The European Court of Human Rights granted permission to the AIRE Centre, ILGA-Europe and the ICJ for a third-party intervention in the case of Pavla Sabalić v. Croatia (Application No. 50231/13).
In their joint brief lodged with the Court on 9 May 2014, the Advice on Individual Rights in Europe Centre (AIRE Centre), the European Region of the International Lesbian, Gay, Bisexual, Trans and Intersex Association (ILGA-Europe) and the ICJ present an overview of the prevalence and nature of violent crimes motivated, in whole or in part, by prejudice against people’s real or imputed sexual orientation and/or gender identity in Council of Europe Member States, and the manner in which those States have, or have not, responded to these crimes.
Further, the submissions comprise a survey of international, EU and comparative law addressing procedural and substantive obligations, as relevant, arising from Articles 3, 8, 13 and 14 of the Convention, to secure effective protection, accountability and redress for individuals in respect of violent crimes and the additional obligations when such crimes are based, in whole or in part, on hatred of protected characteristics of individuals, including in particular victims’ real or imputed sexual orientation or gender identity.

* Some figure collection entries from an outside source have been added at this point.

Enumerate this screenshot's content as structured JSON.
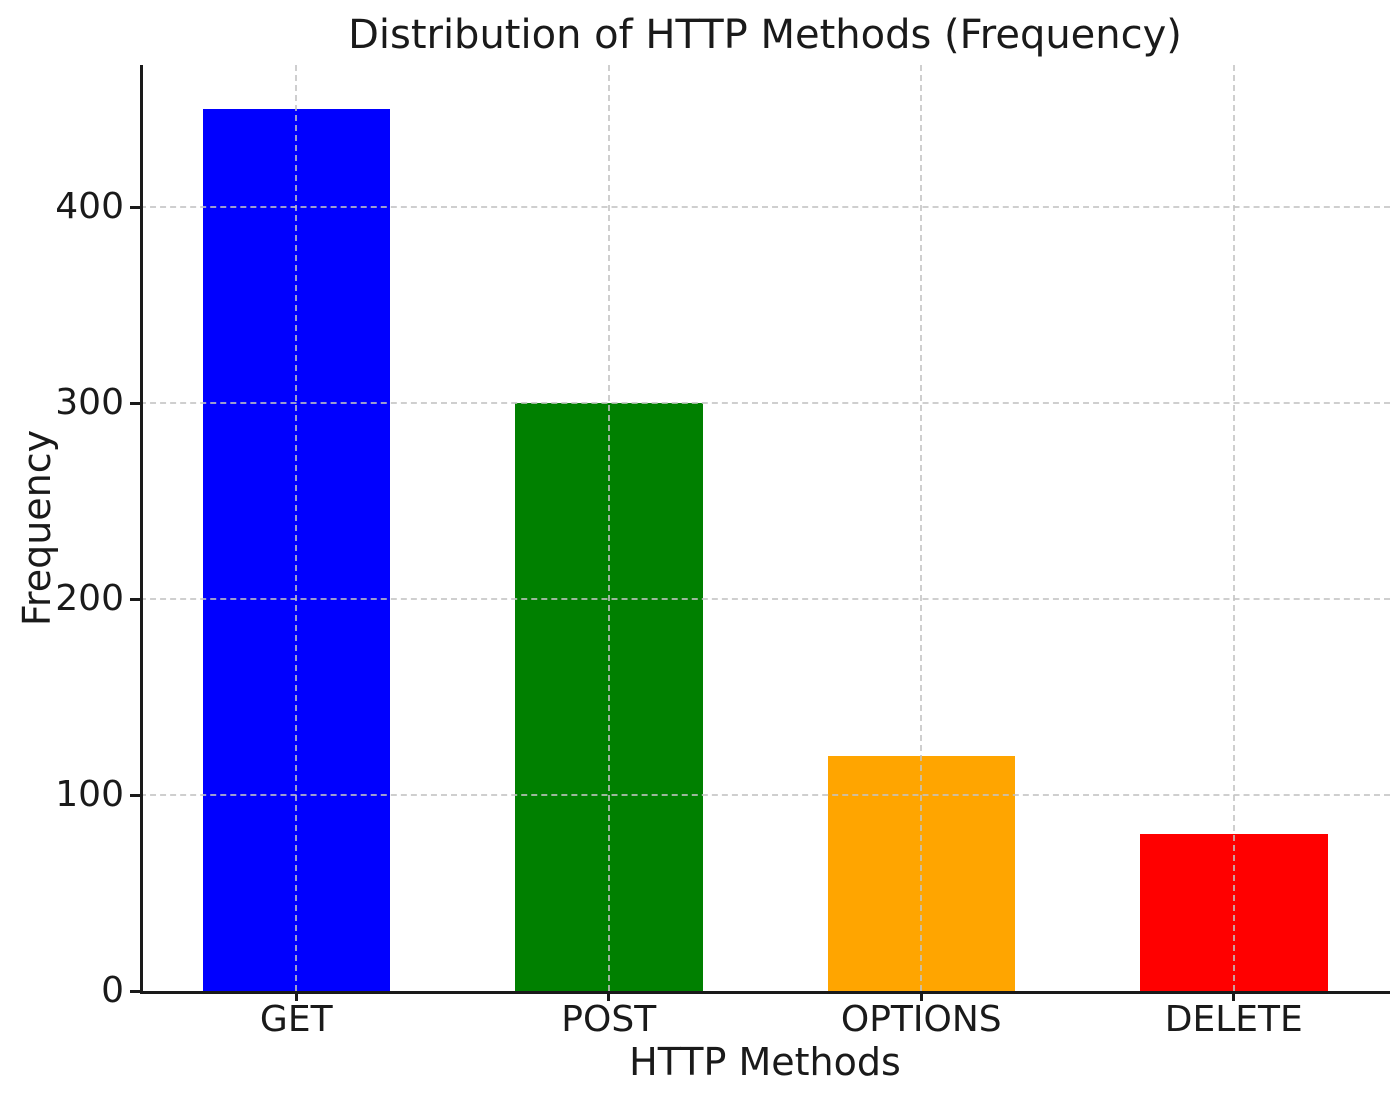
{
  "chart_data": {
    "type": "bar",
    "title": "Distribution of HTTP Methods (Frequency)",
    "xlabel": "HTTP Methods",
    "ylabel": "Frequency",
    "categories": [
      "GET",
      "POST",
      "OPTIONS",
      "DELETE"
    ],
    "values": [
      450,
      300,
      120,
      80
    ],
    "bar_colors": [
      "#0000ff",
      "#008000",
      "#ffa500",
      "#ff0000"
    ],
    "yticks": [
      0,
      100,
      200,
      300,
      400
    ],
    "ylim": [
      0,
      472.5
    ],
    "bar_width_fraction": 0.6,
    "grid": "dashed light-gray horizontal and vertical gridlines, drawn above bars",
    "legend_position": "none",
    "background_color": "#ffffff",
    "axis_color": "#1a1a1a",
    "grid_color": "#c4c4c4"
  }
}
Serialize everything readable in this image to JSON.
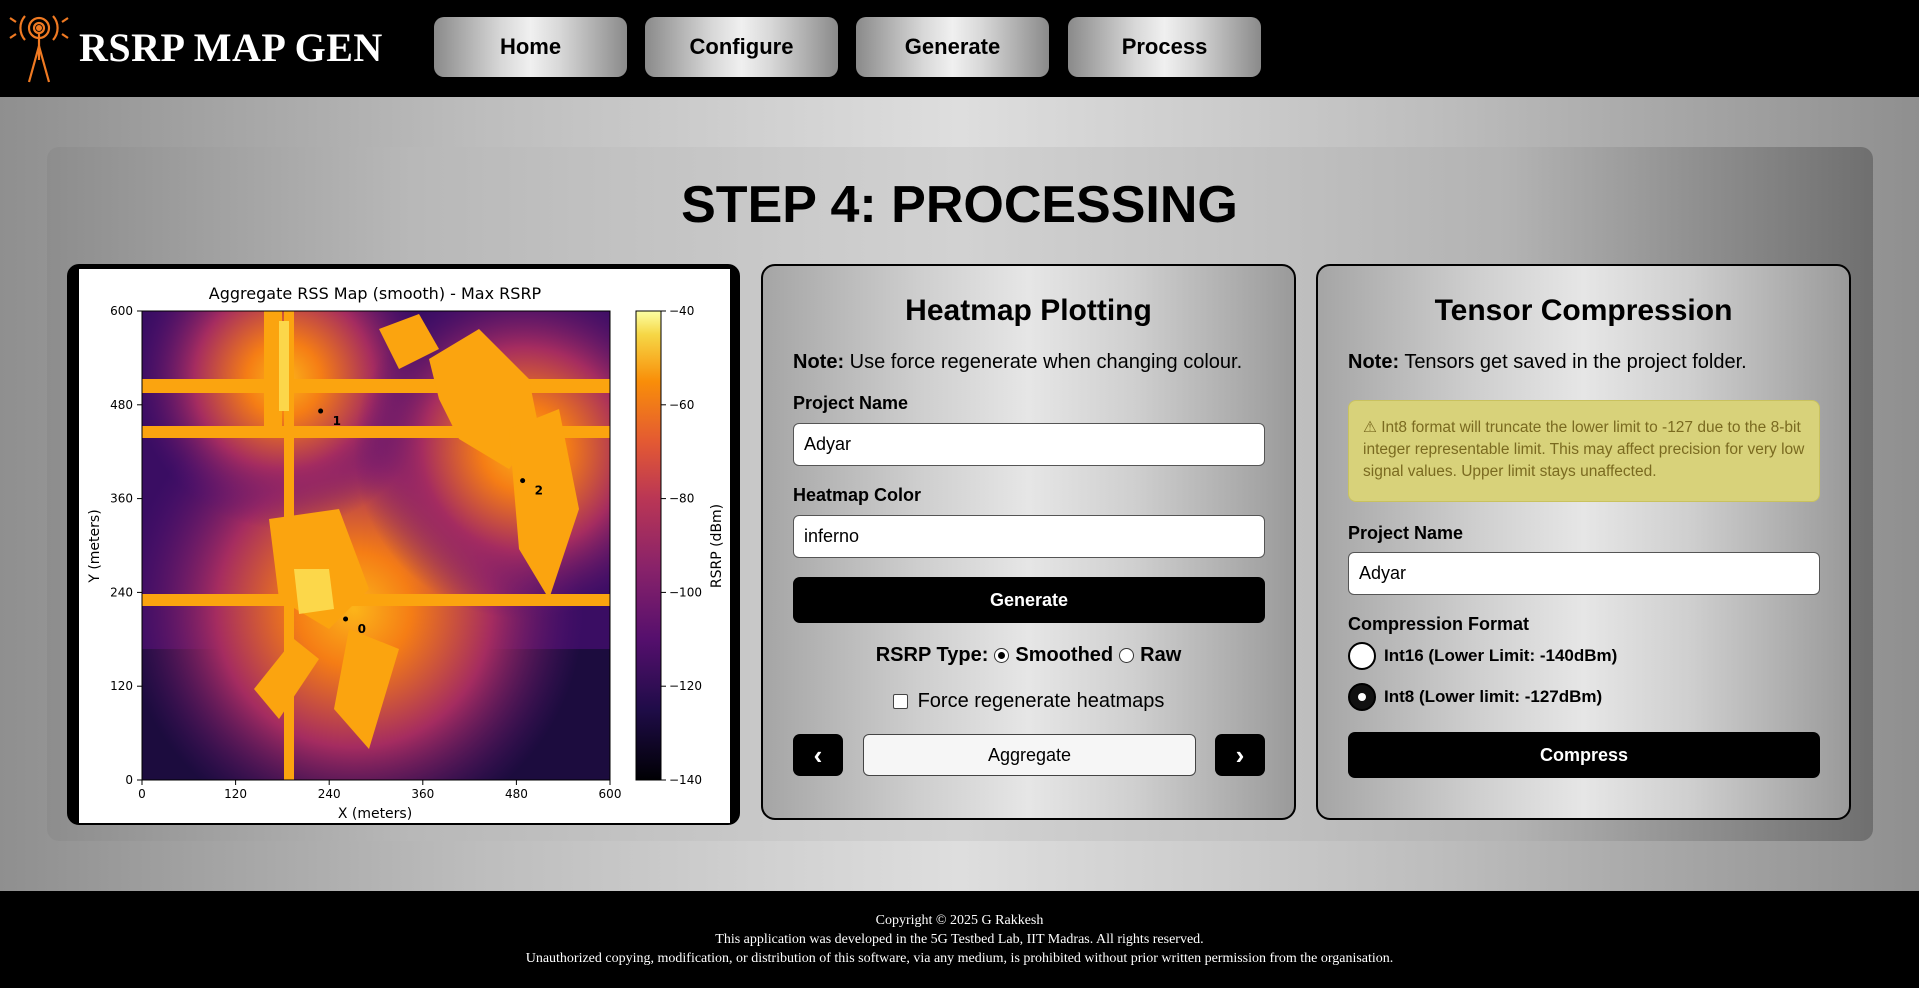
{
  "header": {
    "brand": "RSRP MAP GEN",
    "nav": [
      "Home",
      "Configure",
      "Generate",
      "Process"
    ],
    "colors": {
      "background": "#000000",
      "logo_accent": "#f07a22"
    }
  },
  "main": {
    "step_title": "STEP 4: PROCESSING"
  },
  "heatmap_panel": {
    "title": "Heatmap Plotting",
    "note_label": "Note:",
    "note_text": "Use force regenerate when changing colour.",
    "project_label": "Project Name",
    "project_value": "Adyar",
    "color_label": "Heatmap Color",
    "color_value": "inferno",
    "generate_label": "Generate",
    "rsrp_type_label": "RSRP Type:",
    "rsrp_options": [
      "Smoothed",
      "Raw"
    ],
    "rsrp_selected": "Smoothed",
    "force_label": "Force regenerate heatmaps",
    "force_checked": false,
    "prev_label": "‹",
    "next_label": "›",
    "aggregate_value": "Aggregate"
  },
  "tensor_panel": {
    "title": "Tensor Compression",
    "note_label": "Note:",
    "note_text": "Tensors get saved in the project folder.",
    "warning": "⚠ Int8 format will truncate the lower limit to -127 due to the 8-bit integer representable limit. This may affect precision for very low signal values. Upper limit stays unaffected.",
    "project_label": "Project Name",
    "project_value": "Adyar",
    "format_label": "Compression Format",
    "format_options": [
      "Int16 (Lower Limit: -140dBm)",
      "Int8 (Lower limit: -127dBm)"
    ],
    "format_selected": "Int8 (Lower limit: -127dBm)",
    "compress_label": "Compress"
  },
  "chart_data": {
    "type": "heatmap",
    "title": "Aggregate RSS Map (smooth) - Max RSRP",
    "xlabel": "X (meters)",
    "ylabel": "Y (meters)",
    "xlim": [
      0,
      600
    ],
    "ylim": [
      0,
      600
    ],
    "x_ticks": [
      "0",
      "120",
      "240",
      "360",
      "480",
      "600"
    ],
    "y_ticks": [
      "0",
      "120",
      "240",
      "360",
      "480",
      "600"
    ],
    "colormap": "inferno",
    "colorbar_label": "RSRP (dBm)",
    "colorbar_range": [
      -140,
      -40
    ],
    "colorbar_ticks": [
      "−40",
      "−60",
      "−80",
      "−100",
      "−120",
      "−140"
    ],
    "transmitters": [
      {
        "label": "0",
        "x": 261,
        "y": 206
      },
      {
        "label": "1",
        "x": 229,
        "y": 472
      },
      {
        "label": "2",
        "x": 488,
        "y": 383
      }
    ]
  },
  "footer": {
    "line1": "Copyright © 2025 G Rakkesh",
    "line2": "This application was developed in the 5G Testbed Lab, IIT Madras. All rights reserved.",
    "line3": "Unauthorized copying, modification, or distribution of this software, via any medium, is prohibited without prior written permission from the organisation."
  }
}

Pursuant to their Convention obligations, Contracting Parties are required to take the necessary legislative, administrative, judicial and/or other measures to prevent the commission of violent crimes; and to ensure that if committed they are effectively investigated, prosecuted and, appropriately punished.
There are additional procedural obligations where such acts of violence are motivated in whole or in part by prejudice against an individual’s real or imputed sexual orientation or gender identity, requiring Member States, for example, to take all reasonable steps to establish whether any hatred or prejudice connected to a protected characteristic may have played a role in the violent attack.